En réponse, Mike Pompeo, alors directeur de la CIA, « a lancé une campagne de représailles » qui comprenait non seulement la brutalisation d’Assange par l’isolement et l’incarcération, mais aussi « des plans pour l’enlever et l’assassiner » à l’intérieur de l’ambassade d’un autre État (l’Équateur) dans un autre pays ( le Royaume-Uni). « Le vol, les attaques de piratage et la diffusion de fausses informations » ont été utilisés contre les associés d’Assange et le personnel de WikiLeaks. Dans un épisode particulièrement ignoble et effrayant, sa femme et son bébé étaient également dans le collimateur des Américains. Des instructions ont été données pour obtenir l’ADN de la couche de son bébé.
Il est évident qu’Assange a été contraint de conclure un accord de plaidoyer qui a perverti la justice. Pourtant, un fait est trop souvent négligé parce que nous y sommes habitués : avec une myriade de crimes commis contre les personnes envahies et occupées au Moyen-Orient, contre ceux qui sont espionnés et manipulés partout, et contre ceux qui tentent de dénoncer ces abus, pas un seul auteur n’a n’ont jamais fait l’objet de poursuites ni même d’enquêtes, comme le souligne le rapport de l’APCE. Si l’impunité de l’apartheid génocidaire israélien qui se déchaîne actuellement au Moyen-Orient vous laisse perplexe, gardez à l’esprit que l’Occident dans son ensemble a une culture d’impunité bien plus vaste et de longue date.

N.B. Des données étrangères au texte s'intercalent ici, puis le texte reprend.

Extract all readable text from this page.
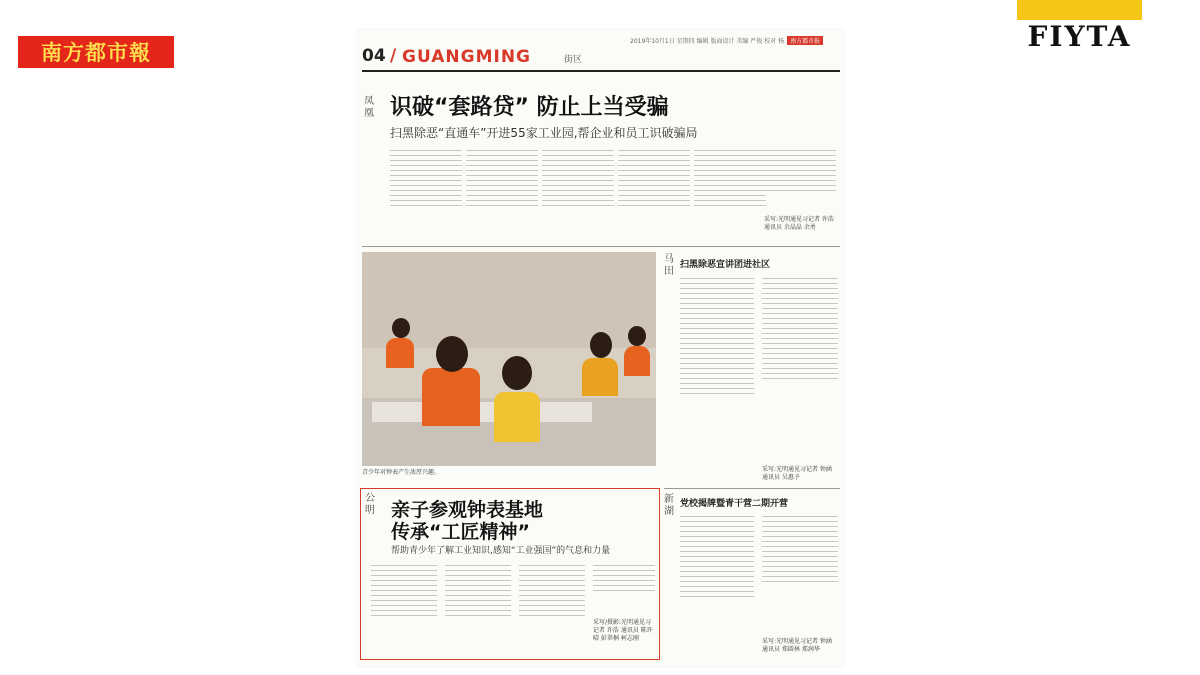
南方都市報	FIYTA
2019年10月1日 星期四 编辑 版面设计 美编 严俊 校对 杨 南方都市报
04 / GUANGMING	街区
凤凰 识破“套路贷” 防止上当受骗
扫黑除恶“直通车”开进55家工业园,帮企业和员工识破骗局
采写:光明通见习记者 许浩 通讯员 余晶晶 余勇
青少年对钟表产生浓厚兴趣。
马田
扫黑除恶宣讲团进社区
采写:光明通见习记者 钟涵 通讯员 吴惠予
新湖
党校揭牌暨青干营二期开营
采写:光明通见习记者 钟涵 通讯员 郑圆林 郑润华
公明 亲子参观钟表基地
传承“工匠精神”
帮助青少年了解工业知识,感知“工业强国”的气息和力量
采写/摄影:光明通见习记者 许浩 通讯员 陈许晴 彭翠桐 柯志刚
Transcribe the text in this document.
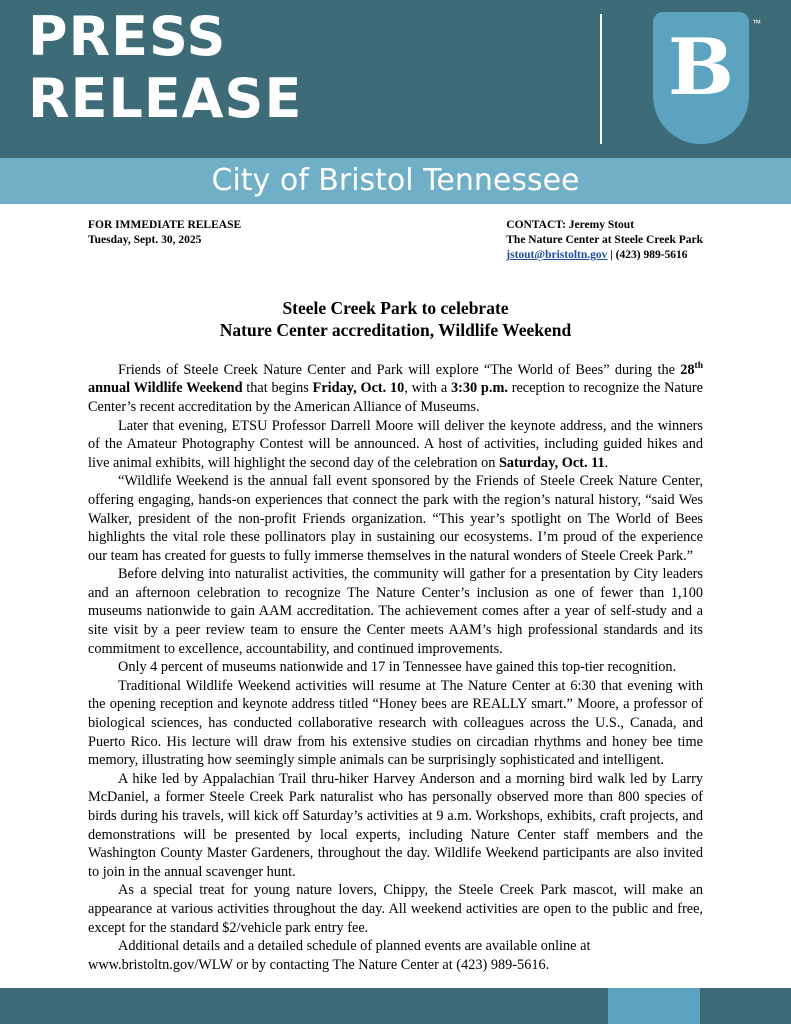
PRESS
RELEASE	B	™
City of Bristol Tennessee
FOR IMMEDIATE RELEASE
Tuesday, Sept. 30, 2025
CONTACT: Jeremy Stout
The Nature Center at Steele Creek Park
jstout@bristoltn.gov | (423) 989-5616
Steele Creek Park to celebrate
Nature Center accreditation, Wildlife Weekend

Friends of Steele Creek Nature Center and Park will explore “The World of Bees” during the 28th annual Wildlife Weekend that begins Friday, Oct. 10, with a 3:30 p.m. reception to recognize the Nature Center’s recent accreditation by the American Alliance of Museums.

Later that evening, ETSU Professor Darrell Moore will deliver the keynote address, and the winners of the Amateur Photography Contest will be announced. A host of activities, including guided hikes and live animal exhibits, will highlight the second day of the celebration on Saturday, Oct. 11.

“Wildlife Weekend is the annual fall event sponsored by the Friends of Steele Creek Nature Center, offering engaging, hands-on experiences that connect the park with the region’s natural history, “said Wes Walker, president of the non-profit Friends organization. “This year’s spotlight on The World of Bees highlights the vital role these pollinators play in sustaining our ecosystems. I’m proud of the experience our team has created for guests to fully immerse themselves in the natural wonders of Steele Creek Park.”

Before delving into naturalist activities, the community will gather for a presentation by City leaders and an afternoon celebration to recognize The Nature Center’s inclusion as one of fewer than 1,100 museums nationwide to gain AAM accreditation. The achievement comes after a year of self-study and a site visit by a peer review team to ensure the Center meets AAM’s high professional standards and its commitment to excellence, accountability, and continued improvements.

Only 4 percent of museums nationwide and 17 in Tennessee have gained this top-tier recognition.

Traditional Wildlife Weekend activities will resume at The Nature Center at 6:30 that evening with the opening reception and keynote address titled “Honey bees are REALLY smart.” Moore, a professor of biological sciences, has conducted collaborative research with colleagues across the U.S., Canada, and Puerto Rico. His lecture will draw from his extensive studies on circadian rhythms and honey bee time memory, illustrating how seemingly simple animals can be surprisingly sophisticated and intelligent.

A hike led by Appalachian Trail thru-hiker Harvey Anderson and a morning bird walk led by Larry McDaniel, a former Steele Creek Park naturalist who has personally observed more than 800 species of birds during his travels, will kick off Saturday’s activities at 9 a.m. Workshops, exhibits, craft projects, and demonstrations will be presented by local experts, including Nature Center staff members and the Washington County Master Gardeners, throughout the day. Wildlife Weekend participants are also invited to join in the annual scavenger hunt.

As a special treat for young nature lovers, Chippy, the Steele Creek Park mascot, will make an appearance at various activities throughout the day. All weekend activities are open to the public and free, except for the standard $2/vehicle park entry fee.

Additional details and a detailed schedule of planned events are available online at

www.bristoltn.gov/WLW or by contacting The Nature Center at (423) 989-5616.
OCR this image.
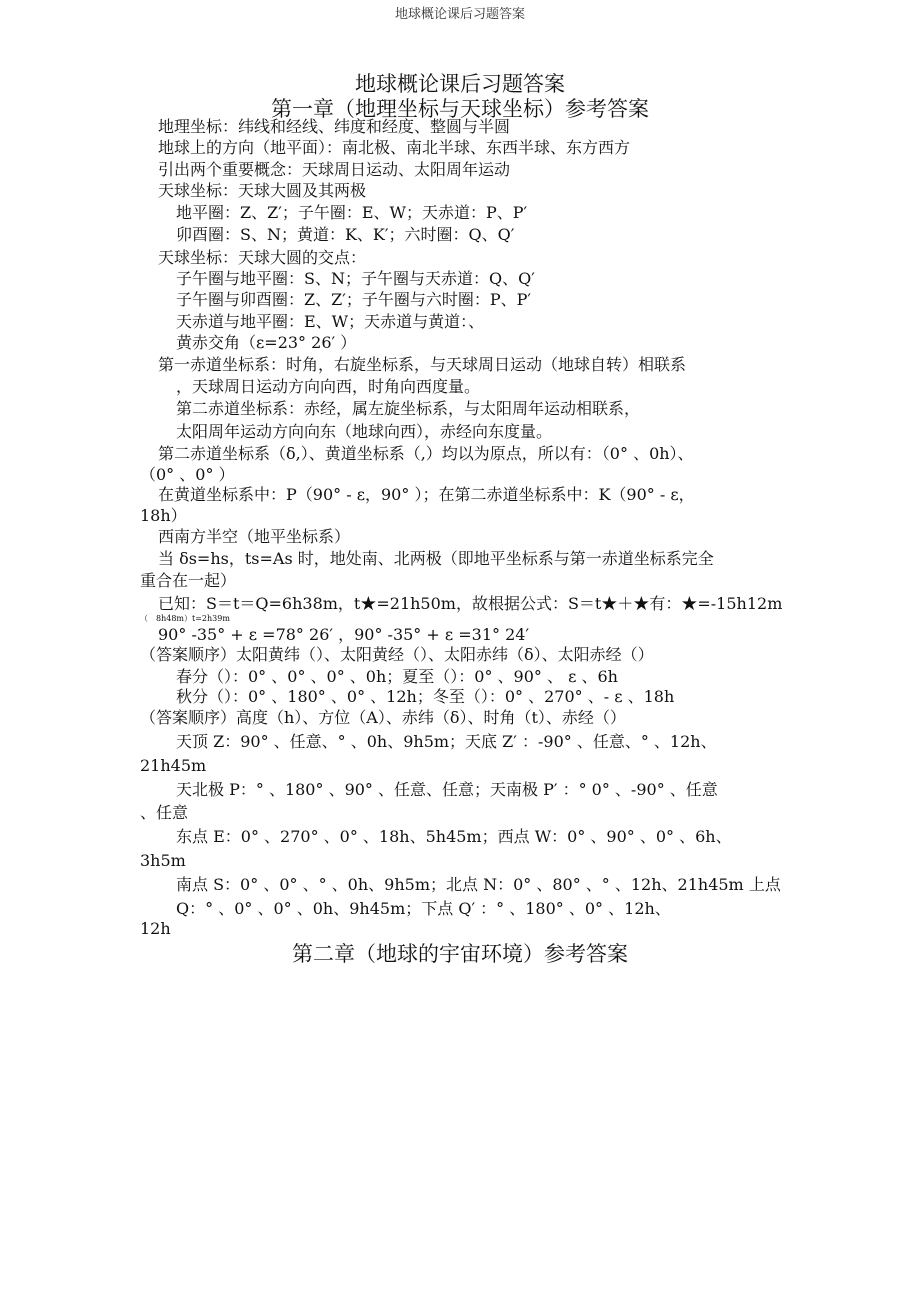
地球概论课后习题答案
地球概论课后习题答案
第一章（地理坐标与天球坐标）参考答案
地理坐标：纬线和经线、纬度和经度、整圆与半圆
地球上的方向（地平面）：南北极、南北半球、东西半球、东方西方
引出两个重要概念：天球周日运动、太阳周年运动
天球坐标：天球大圆及其两极
地平圈：Z、Z′；子午圈：E、W；天赤道：P、P′
卯酉圈：S、N；黄道：K、K′；六时圈：Q、Q′
天球坐标：天球大圆的交点：
子午圈与地平圈：S、N；子午圈与天赤道：Q、Q′
子午圈与卯酉圈：Z、Z′；子午圈与六时圈：P、P′
天赤道与地平圈：E、W；天赤道与黄道：、
黄赤交角（ε=23° 26′ ）
第一赤道坐标系：时角，右旋坐标系，与天球周日运动（地球自转）相联系
，天球周日运动方向向西，时角向西度量。
第二赤道坐标系：赤经，属左旋坐标系，与太阳周年运动相联系，
太阳周年运动方向向东（地球向西），赤经向东度量。
第二赤道坐标系（δ,）、黄道坐标系（,）均以为原点，所以有：（0° 、0h）、
（0° 、0° ）
在黄道坐标系中：P（90° - ε，90° ）；在第二赤道坐标系中：K（90° - ε，
18h）
西南方半空（地平坐标系）
当 δs=hs，ts=As 时，地处南、北两极（即地平坐标系与第一赤道坐标系完全
重合在一起）
已知：S＝t＝Q=6h38m，t★=21h50m，故根据公式：S＝t★＋★有：★=-15h12m
（　8h48m）t=2h39m
90° -35° + ε =78° 26′ ，90° -35° + ε =31° 24′
（答案顺序）太阳黄纬（）、太阳黄经（）、太阳赤纬（δ）、太阳赤经（）
春分（）：0° 、0° 、0° 、0h；夏至（）：0° 、90° 、 ε 、6h
秋分（）：0° 、180° 、0° 、12h；冬至（）：0° 、270° 、- ε 、18h
（答案顺序）高度（h）、方位（A）、赤纬（δ）、时角（t）、赤经（）
天顶 Z：90° 、任意、° 、0h、9h5m；天底 Z′ ：-90° 、任意、° 、12h、
21h45m
天北极 P：° 、180° 、90° 、任意、任意；天南极 P′ ：° 0° 、-90° 、任意
、任意
东点 E：0° 、270° 、0° 、18h、5h45m；西点 W：0° 、90° 、0° 、6h、
3h5m
南点 S：0° 、0° 、° 、0h、9h5m；北点 N：0° 、80° 、° 、12h、21h45m 上点
Q：° 、0° 、0° 、0h、9h45m；下点 Q′ ：° 、180° 、0° 、12h、
12h
第二章（地球的宇宙环境）参考答案
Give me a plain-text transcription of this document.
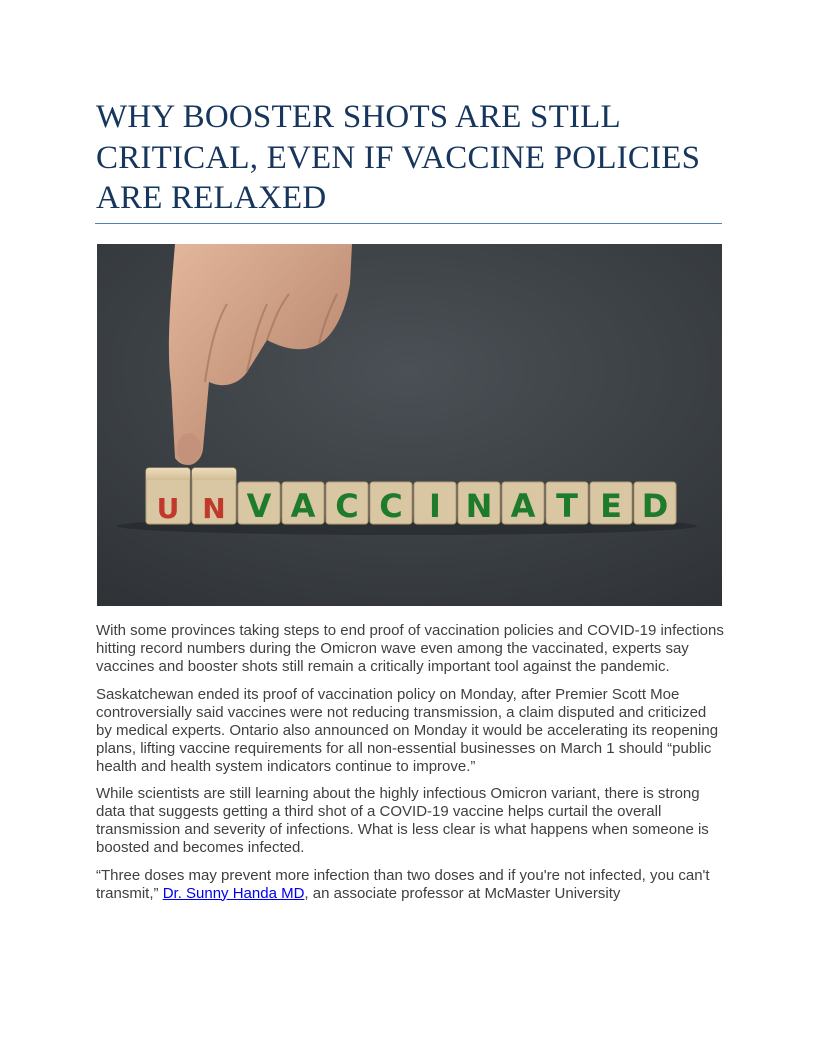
WHY BOOSTER SHOTS ARE STILL
CRITICAL, EVEN IF VACCINE POLICIES
ARE RELAXED
U N V A C C I N A T E D

With some provinces taking steps to end proof of vaccination policies and COVID-19 infections hitting record numbers during the Omicron wave even among the vaccinated, experts say vaccines and booster shots still remain a critically important tool against the pandemic.

Saskatchewan ended its proof of vaccination policy on Monday, after Premier Scott Moe controversially said vaccines were not reducing transmission, a claim disputed and criticized by medical experts. Ontario also announced on Monday it would be accelerating its reopening plans, lifting vaccine requirements for all non-essential businesses on March 1 should “public health and health system indicators continue to improve.”

While scientists are still learning about the highly infectious Omicron variant, there is strong data that suggests getting a third shot of a COVID-19 vaccine helps curtail the overall transmission and severity of infections. What is less clear is what happens when someone is boosted and becomes infected.

“Three doses may prevent more infection than two doses and if you're not infected, you can't transmit,” Dr. Sunny Handa MD, an associate professor at McMaster University
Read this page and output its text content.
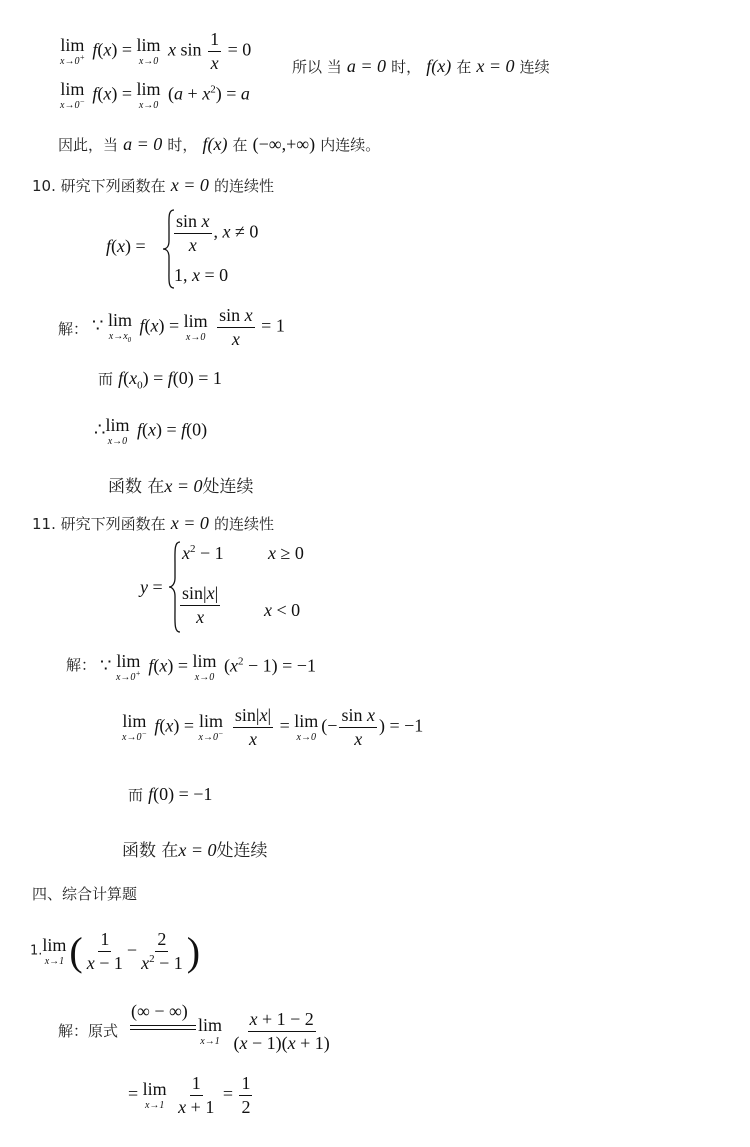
lim
x→0+ f(x) = lim
x→0
x $\sin \frac{1}{x} = 0$
所以 当 a = 0 时， f(x) 在 x = 0 连续
lim
x→0− f(x) = lim
x→0
$(a + x^2) = a$
因此，当 a = 0 时， f(x) 在 (−∞,+∞) 内连续。
10. 研究下列函数在 x = 0 的连续性
$f(x) = \frac{\text{sin x}}{x}$ , x ≠ 0
1, x = 0
解： ∵ lim
$x\to x_0$
f(x) = lim
x→0
$\frac{\text{sin x}}{x} = 1$
而 $f(x_0) = f(0) = 1$
∴ lim
x→0
f(x) = f(0)
函数 在x = 0处连续
11. 研究下列函数在 x = 0 的连续性
y =
$x^2 - 1$ x ≥ 0
$\frac{\sin|x|}{x}$ x < 0
解： ∵ lim
x→0+ f(x) = lim
x→0
$(x^2 - 1) = -1$
lim
x→0− f(x) = lim
x→0−
$\frac{\sin|x|}{x} = \lim$
x→0
(− $\frac{\text{sin x}}{x}$ ) = −1
而 f(0) = −1
函数 在x = 0处连续
四、综合计算题
1. lim
x→1 ( $\frac{1}{x - 1} - \frac{2}{x^2 - 1}$ )
解：原式
(∞ − ∞)
lim
x→1
$\frac{x + 1 - 2}{(x - 1)(x + 1)}$
= lim
x→1
$\frac{1}{x + 1} = \frac{1}{2}$
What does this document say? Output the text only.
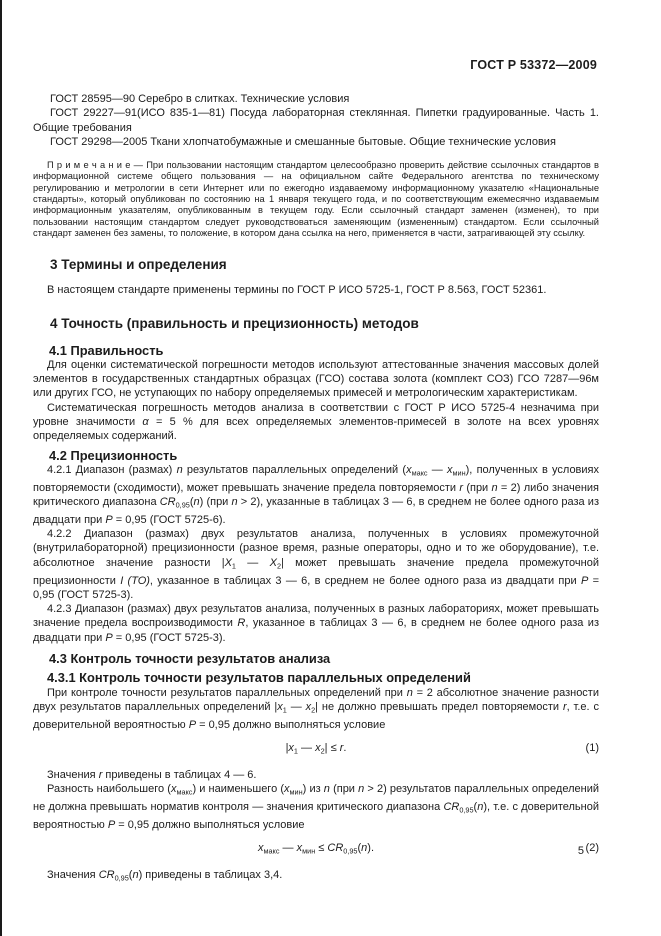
ГОСТ Р 53372—2009

ГОСТ 28595—90 Серебро в слитках. Технические условия

ГОСТ 29227—91(ИСО 835-1—81) Посуда лабораторная стеклянная. Пипетки градуированные. Часть 1. Общие требования

ГОСТ 29298—2005 Ткани хлопчатобумажные и смешанные бытовые. Общие технические условия

П р и м е ч а н и е — При пользовании настоящим стандартом целесообразно проверить действие ссылочных стандартов в информационной системе общего пользования — на официальном сайте Федерального агентства по техническому регулированию и метрологии в сети Интернет или по ежегодно издаваемому информационному указателю «Национальные стандарты», который опубликован по состоянию на 1 января текущего года, и по соответствующим ежемесячно издаваемым информационным указателям, опубликованным в текущем году. Если ссылочный стандарт заменен (изменен), то при пользовании настоящим стандартом следует руководствоваться заменяющим (измененным) стандартом. Если ссылочный стандарт заменен без замены, то положение, в котором дана ссылка на него, применяется в части, затрагивающей эту ссылку.

3 Термины и определения

В настоящем стандарте применены термины по ГОСТ Р ИСО 5725-1, ГОСТ Р 8.563, ГОСТ 52361.

4 Точность (правильность и прецизионность) методов
4.1 Правильность

Для оценки систематической погрешности методов используют аттестованные значения массовых долей элементов в государственных стандартных образцах (ГСО) состава золота (комплект СОЗ) ГСО 7287—96м или других ГСО, не уступающих по набору определяемых примесей и метрологическим характеристикам.

Систематическая погрешность методов анализа в соответствии с ГОСТ Р ИСО 5725-4 незначима при уровне значимости α = 5 % для всех определяемых элементов-примесей в золоте на всех уровнях определяемых содержаний.

4.2 Прецизионность

4.2.1 Диапазон (размах) n результатов параллельных определений ($x_{макс}$ — $x_{мин}$), полученных в условиях повторяемости (сходимости), может превышать значение предела повторяемости r (при n = 2) либо значения критического диапазона $CR_{0,95}(n)$ (при n > 2), указанные в таблицах 3 — 6, в среднем не более одного раза из двадцати при P = 0,95 (ГОСТ 5725-6).

4.2.2 Диапазон (размах) двух результатов анализа, полученных в условиях промежуточной (внутрилабораторной) прецизионности (разное время, разные операторы, одно и то же оборудование), т.е. абсолютное значение разности $|X_1$ — $X_2|$ может превышать значение предела промежуточной прецизионности I (ТО), указанное в таблицах 3 — 6, в среднем не более одного раза из двадцати при P = 0,95 (ГОСТ 5725-3).

4.2.3 Диапазон (размах) двух результатов анализа, полученных в разных лабораториях, может превышать значение предела воспроизводимости R, указанное в таблицах 3 — 6, в среднем не более одного раза из двадцати при P = 0,95 (ГОСТ 5725-3).

4.3 Контроль точности результатов анализа
4.3.1 Контроль точности результатов параллельных определений

При контроле точности результатов параллельных определений при n = 2 абсолютное значение разности двух результатов параллельных определений $|x_1$ — $x_2|$ не должно превышать предел повторяемости r, т.е. с доверительной вероятностью P = 0,95 должно выполняться условие

$|x_1$ — $x_2| \le r$.	(1)

Значения r приведены в таблицах 4 — 6.

Разность наибольшего $(x_{макс})$ и наименьшего $(x_{мин})$ из n (при n > 2) результатов параллельных определений не должна превышать норматив контроля — значения критического диапазона $CR_{0,95}(n)$, т.е. с доверительной вероятностью P = 0,95 должно выполняться условие

$x_{макс}$ — $x_{мин} \le CR_{0,95}(n)$.	(2)

Значения $CR_{0,95}(n)$ приведены в таблицах 3,4.

5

Ce nihilisme juridique peut être créatif. Après 2017, pour s’en prendre à Assange, certains des plus grands esprits de la jurisprudence américaine ont inventé une toute nouvelle théorie complètement perverse. Dans le résumé concis d’Assange, selon cette magouille, « seuls les citoyens américains ont le droit à la liberté d’expression ; Les Européens et les autres nationalités n’ont pas le droit à la liberté d’expression.
Dans le même temps, la loi américaine sur l’espionnage s’applique toujours à eux, quel que soit l’endroit où ils se trouvent. Ainsi, les Européens en Europe doivent obéir à la loi américaine sur le secret sans aucune défense », ce qui est encore moins que ce dont les citoyens américains bénéficient formellement en vertu de leurs droits du premier amendement. « Un Américain à Paris » (notez cette fois l’allusion à Gene Kelly), a souligné Assange, « peut parler de ce que fait le gouvernement américain – peut-être. Mais pour un Français à Paris, cela est un crime sans défense et il peut être extradé comme moi.
Le cas en cours de Julian Assange concerne de nombreux éléments cruciaux. Mais si je devais n’en retenir qu’une comme question la plus importante, ce serait celle de cette excès d’arrogance et de grossièreté presque comique des États-Unis. Non pas parce que c’est une gifle si évidente pour tous les autres États du monde ; c’est exactement la manière de faire de l’establishment américain. Il semble qu’ils ne puissent vraiment pas s’en empêcher.
Ce qui en fait une question décisive est autre chose : quels que soient les perversions et les abus que les dirigeants américains vont inventer, ils affecteront soit uniquement les États-Unis, comme ils le devraient, soit nous tous, comme ils le font souvent maintenant. En d’autres termes, les États-Unis n’ont pas de frontières saines. Il dépassera toujours les limites, tant qu’il se sent suffisamment fort. Ou que les autres sont assez faibles.
La première étape stratégique pour au moins limiter et contenir les abus américains consiste pour les autres pays à préserver ou à récupérer leur souveraineté. À cet égard, il est tristement ironique qu’Assange ait pris la parole dans l’UE devant une institution européenne. Car, malgré tous les efforts de l’APCE, l’Europe occidentale est la partie du monde la moins susceptible de retrouver sa souveraineté. D’autres, en revanche, ne l’ont jamais perdu ou sont en passe de le réaffirmer.